Como experiencia inolvidable llena de nuevas vivencias cataloga la pedagoga aquellos meses que resultaron inolvidables para los alfabetizadores Conrado Benítez. Tampoco olvida el agradecimiento de los iletrados por la fortuna que le regalaron los alfabetizadores: aprender a leer y a escribir.
Recuerda con especial interés el viaje a La Habana y su incorporación a la beca. “Al principio empecé los estudios en un tecnológico pero no me gustó. Cambié en 1963 para el contingente que fue hacia Minas de Frío, Topes de Collantes a estudiar magisterio y proseguimos la carrera en Tarará, La Habana, hasta graduarme en el mes de diciembre de 1967 para formar parte en el segundo contingente de maestros Makarenko”.
Posteriormente retorna a las Tunas donde comenzó a impartir clases en una escuela multigrados de primero a cuarto grados, así como, quinto y sexto.

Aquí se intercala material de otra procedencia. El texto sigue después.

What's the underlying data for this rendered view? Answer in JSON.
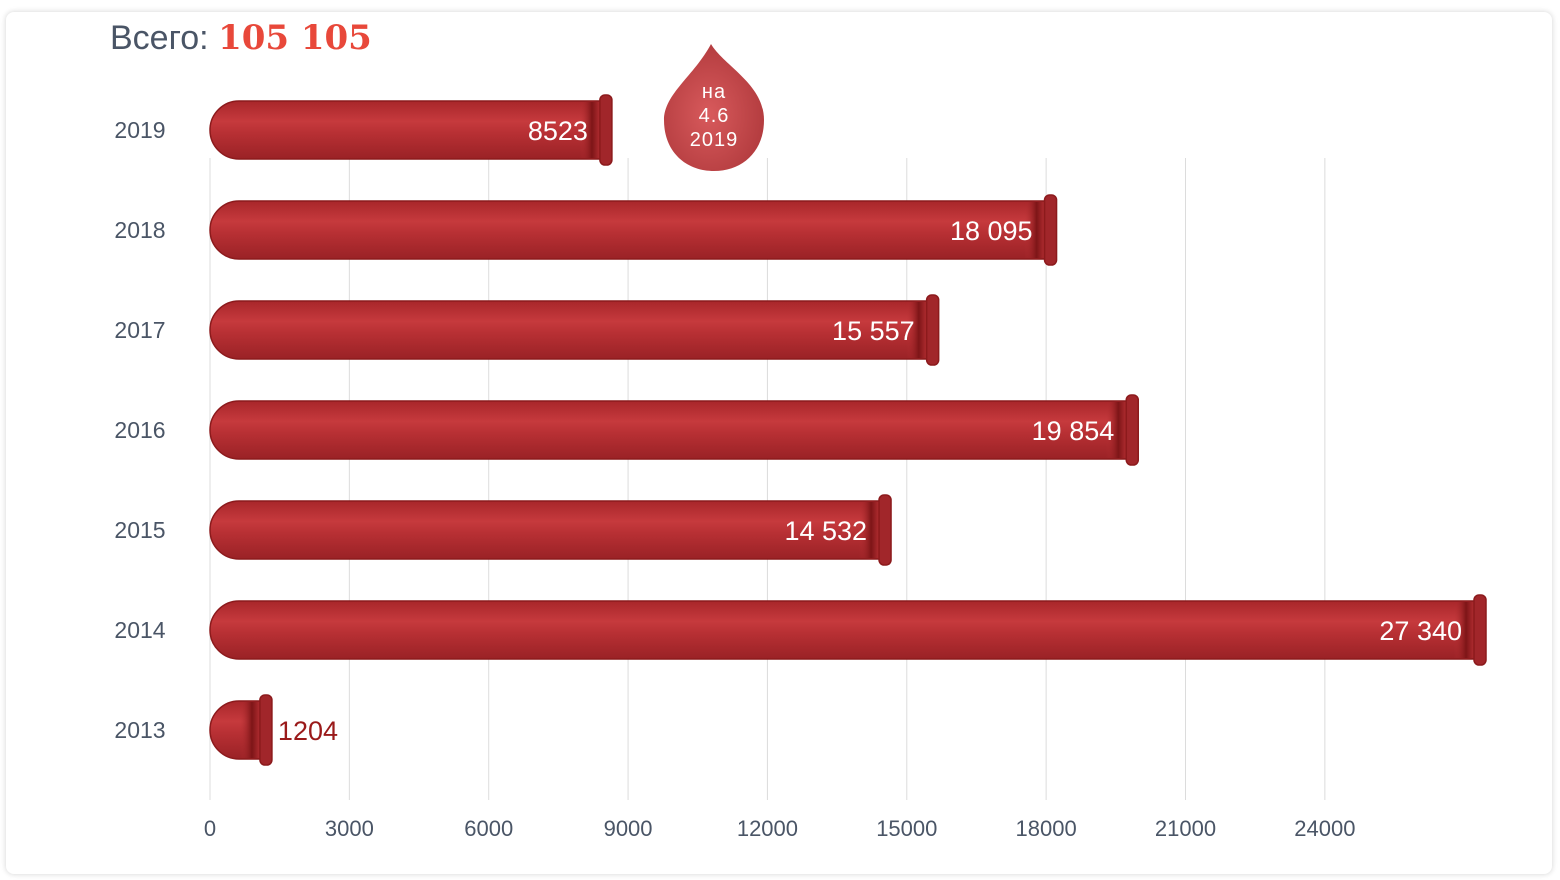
{
  "header": {
    "total_label": "Всего:",
    "total_value": "105 105"
  },
  "note": {
    "line1": "на",
    "line2": "4.6",
    "line3": "2019"
  },
  "colors": {
    "bar": "#b83034",
    "bar_dark": "#8c1a1c",
    "total_accent": "#e8483a",
    "grid": "#dcdcdc",
    "text": "#4a5566"
  },
  "chart_data": {
    "type": "bar",
    "orientation": "horizontal",
    "title": "",
    "xlabel": "",
    "ylabel": "",
    "categories": [
      "2019",
      "2018",
      "2017",
      "2016",
      "2015",
      "2014",
      "2013"
    ],
    "values": [
      8523,
      18095,
      15557,
      19854,
      14532,
      27340,
      1204
    ],
    "value_labels": [
      "8523",
      "18 095",
      "15 557",
      "19 854",
      "14 532",
      "27 340",
      "1204"
    ],
    "x_ticks": [
      0,
      3000,
      6000,
      9000,
      12000,
      15000,
      18000,
      21000,
      24000
    ],
    "xlim": [
      0,
      27340
    ],
    "grid": true
  }
}
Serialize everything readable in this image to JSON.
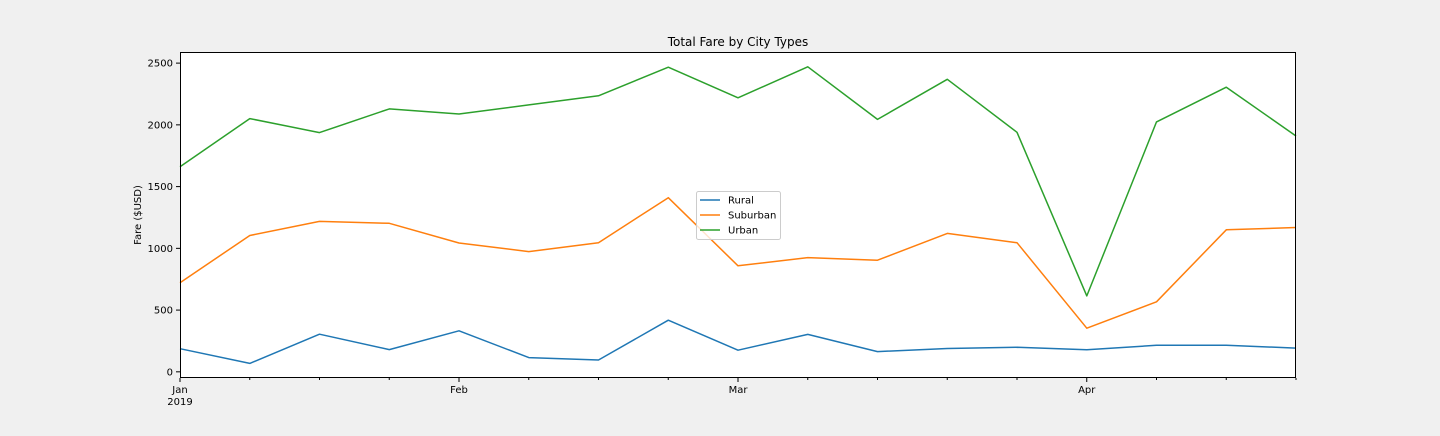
{
  "chart_data": {
    "type": "line",
    "title": "Total Fare by City Types",
    "xlabel": "",
    "ylabel": "Fare ($USD)",
    "x": [
      "2019-01-06",
      "2019-01-13",
      "2019-01-20",
      "2019-01-27",
      "2019-02-03",
      "2019-02-10",
      "2019-02-17",
      "2019-02-24",
      "2019-03-03",
      "2019-03-10",
      "2019-03-17",
      "2019-03-24",
      "2019-03-31",
      "2019-04-07",
      "2019-04-14",
      "2019-04-21",
      "2019-04-28"
    ],
    "xlim": [
      "2019-01-06",
      "2019-04-28"
    ],
    "ylim": [
      -50,
      2590
    ],
    "yticks": [
      0,
      500,
      1000,
      1500,
      2000,
      2500
    ],
    "xticks": [
      {
        "date": "2019-01-06",
        "label": "Jan",
        "sublabel": "2019",
        "major": true
      },
      {
        "date": "2019-01-13",
        "label": "",
        "sublabel": "",
        "major": false
      },
      {
        "date": "2019-01-20",
        "label": "",
        "sublabel": "",
        "major": false
      },
      {
        "date": "2019-01-27",
        "label": "",
        "sublabel": "",
        "major": false
      },
      {
        "date": "2019-02-03",
        "label": "Feb",
        "sublabel": "",
        "major": true
      },
      {
        "date": "2019-02-10",
        "label": "",
        "sublabel": "",
        "major": false
      },
      {
        "date": "2019-02-17",
        "label": "",
        "sublabel": "",
        "major": false
      },
      {
        "date": "2019-02-24",
        "label": "",
        "sublabel": "",
        "major": false
      },
      {
        "date": "2019-03-03",
        "label": "Mar",
        "sublabel": "",
        "major": true
      },
      {
        "date": "2019-03-10",
        "label": "",
        "sublabel": "",
        "major": false
      },
      {
        "date": "2019-03-17",
        "label": "",
        "sublabel": "",
        "major": false
      },
      {
        "date": "2019-03-24",
        "label": "",
        "sublabel": "",
        "major": false
      },
      {
        "date": "2019-03-31",
        "label": "",
        "sublabel": "",
        "major": false
      },
      {
        "date": "2019-04-07",
        "label": "Apr",
        "sublabel": "",
        "major": true
      },
      {
        "date": "2019-04-14",
        "label": "",
        "sublabel": "",
        "major": false
      },
      {
        "date": "2019-04-21",
        "label": "",
        "sublabel": "",
        "major": false
      },
      {
        "date": "2019-04-28",
        "label": "",
        "sublabel": "",
        "major": false
      }
    ],
    "series": [
      {
        "name": "Rural",
        "color": "#1f77b4",
        "values": [
          187,
          68,
          305,
          180,
          332,
          115,
          96,
          418,
          175,
          303,
          164,
          189,
          199,
          178,
          215,
          215,
          192
        ]
      },
      {
        "name": "Suburban",
        "color": "#ff7f0e",
        "values": [
          722,
          1104,
          1218,
          1203,
          1043,
          974,
          1046,
          1410,
          859,
          925,
          904,
          1121,
          1046,
          353,
          567,
          1150,
          1169
        ]
      },
      {
        "name": "Urban",
        "color": "#2ca02c",
        "values": [
          1661,
          2051,
          1937,
          2129,
          2088,
          2162,
          2235,
          2467,
          2219,
          2470,
          2044,
          2369,
          1940,
          615,
          2024,
          2305,
          1910
        ]
      }
    ],
    "grid": false,
    "legend_position": "center"
  }
}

En abril de 1969 a su esposo le otorgan una vivienda en Caimanera, Guantánamo; allí despliega una amplia y fructífera labor como maestra en la educación de adultos y funda la facultad obrero campesina en ese territorio, además de una escuela juvenil; también fue subdirectora de otro centro educacional del lugar y durante 10 años delegada del Poder Popular en el Consejo Popular Caribe.

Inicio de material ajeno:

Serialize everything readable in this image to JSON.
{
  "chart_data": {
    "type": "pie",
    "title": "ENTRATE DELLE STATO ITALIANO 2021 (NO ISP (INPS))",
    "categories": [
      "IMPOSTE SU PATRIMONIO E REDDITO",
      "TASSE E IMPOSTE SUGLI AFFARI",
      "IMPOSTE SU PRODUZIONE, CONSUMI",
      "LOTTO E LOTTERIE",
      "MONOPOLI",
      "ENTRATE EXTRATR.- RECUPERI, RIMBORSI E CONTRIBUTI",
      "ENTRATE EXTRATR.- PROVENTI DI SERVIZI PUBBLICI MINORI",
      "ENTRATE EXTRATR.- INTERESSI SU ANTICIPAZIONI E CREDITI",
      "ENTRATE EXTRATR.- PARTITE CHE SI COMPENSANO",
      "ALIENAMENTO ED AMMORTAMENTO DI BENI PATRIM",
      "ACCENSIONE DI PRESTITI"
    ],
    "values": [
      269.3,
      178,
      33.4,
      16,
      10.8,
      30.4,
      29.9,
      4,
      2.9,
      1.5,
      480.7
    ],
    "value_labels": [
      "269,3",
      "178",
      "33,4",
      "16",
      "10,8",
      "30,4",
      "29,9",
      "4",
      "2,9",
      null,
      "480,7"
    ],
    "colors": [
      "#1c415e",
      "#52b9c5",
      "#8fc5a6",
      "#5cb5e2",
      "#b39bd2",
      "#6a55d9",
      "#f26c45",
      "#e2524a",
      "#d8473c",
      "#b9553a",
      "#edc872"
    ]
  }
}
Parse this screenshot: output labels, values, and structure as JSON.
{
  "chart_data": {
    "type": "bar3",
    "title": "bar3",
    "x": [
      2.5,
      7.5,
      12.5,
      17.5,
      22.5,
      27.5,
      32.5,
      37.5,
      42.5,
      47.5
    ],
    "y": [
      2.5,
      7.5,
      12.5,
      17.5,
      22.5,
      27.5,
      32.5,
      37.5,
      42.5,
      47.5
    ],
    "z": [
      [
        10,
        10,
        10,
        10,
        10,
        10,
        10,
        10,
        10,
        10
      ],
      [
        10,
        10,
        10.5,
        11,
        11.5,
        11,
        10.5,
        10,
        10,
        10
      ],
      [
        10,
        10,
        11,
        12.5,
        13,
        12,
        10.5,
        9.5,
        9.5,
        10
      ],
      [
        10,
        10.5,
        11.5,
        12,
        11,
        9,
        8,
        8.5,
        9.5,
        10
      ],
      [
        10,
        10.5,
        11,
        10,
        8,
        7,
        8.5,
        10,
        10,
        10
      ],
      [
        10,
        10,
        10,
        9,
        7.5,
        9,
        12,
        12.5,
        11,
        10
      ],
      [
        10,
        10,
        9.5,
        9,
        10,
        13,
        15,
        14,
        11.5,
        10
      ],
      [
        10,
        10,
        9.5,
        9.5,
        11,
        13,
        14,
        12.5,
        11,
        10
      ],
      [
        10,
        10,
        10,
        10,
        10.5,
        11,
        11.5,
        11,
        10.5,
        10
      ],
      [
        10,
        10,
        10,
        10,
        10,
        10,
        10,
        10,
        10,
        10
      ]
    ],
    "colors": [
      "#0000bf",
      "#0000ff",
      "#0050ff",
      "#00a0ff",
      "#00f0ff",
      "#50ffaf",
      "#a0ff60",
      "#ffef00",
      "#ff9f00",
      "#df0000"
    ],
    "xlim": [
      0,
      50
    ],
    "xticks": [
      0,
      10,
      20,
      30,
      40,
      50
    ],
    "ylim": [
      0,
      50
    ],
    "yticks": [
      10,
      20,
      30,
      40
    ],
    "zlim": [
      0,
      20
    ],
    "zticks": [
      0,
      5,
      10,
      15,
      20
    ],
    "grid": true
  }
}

En 1979 trabaja en la enseñanza preescolar. Funda el Programa Educa a tu Hijo donde labora como promotora en un consejo popular. En el 2002 se jubila ostentando la condición de Vanguardia Nacional; sin embargo ante el llamado que hace el presidente cubano Raúl Castro se reincorpora a la misma actividad.
Por cuestiones personales desde hace tres años, reside temporalmente en La Habana y se siente satisfecha ya que actualmente imparte clases a las muchachas desvinculadas del estudio y el trabajo, que se preparan para ser auxiliares pedagógicas y asistentes educativas en círculos infantiles y las escuelas primarias, así como, educadoras de círculos infantiles.
Agregó que a ellas les proponía que tomaran lo mejor de lo que vieran en los centros adonde irían al graduarse; “los pueden transformar para bien de la educación de esos niños y niñas, con el objetivo de que lleguen a ser los jóvenes que aspira tener en un futuro la Revolución”.
Con similar entusiasmo que en 1963, año que decidió dedicarse a la enseñanza señaló: “Ellas están muy bien preparadas; reciben clases metodológicas, de política y de corte social. Además, nociones de matemática, pedagogía y psicología, conocimiento del mundo de los objetos, vida social y socio-moral que les permite instruir a los niños en esas edades preescolares.

Con 70 años de edad, se siente motivada ante la nueva tarea y afirma que uno de sus propósitos actuales es que las jóvenes que educa se enamoren como ella para siempre del magisterio.
Llena de vigor y deseos de enseñar llega Ina hasta nuestros días; dispuesta a repetir el camino recorrido cuatro décadas atrás.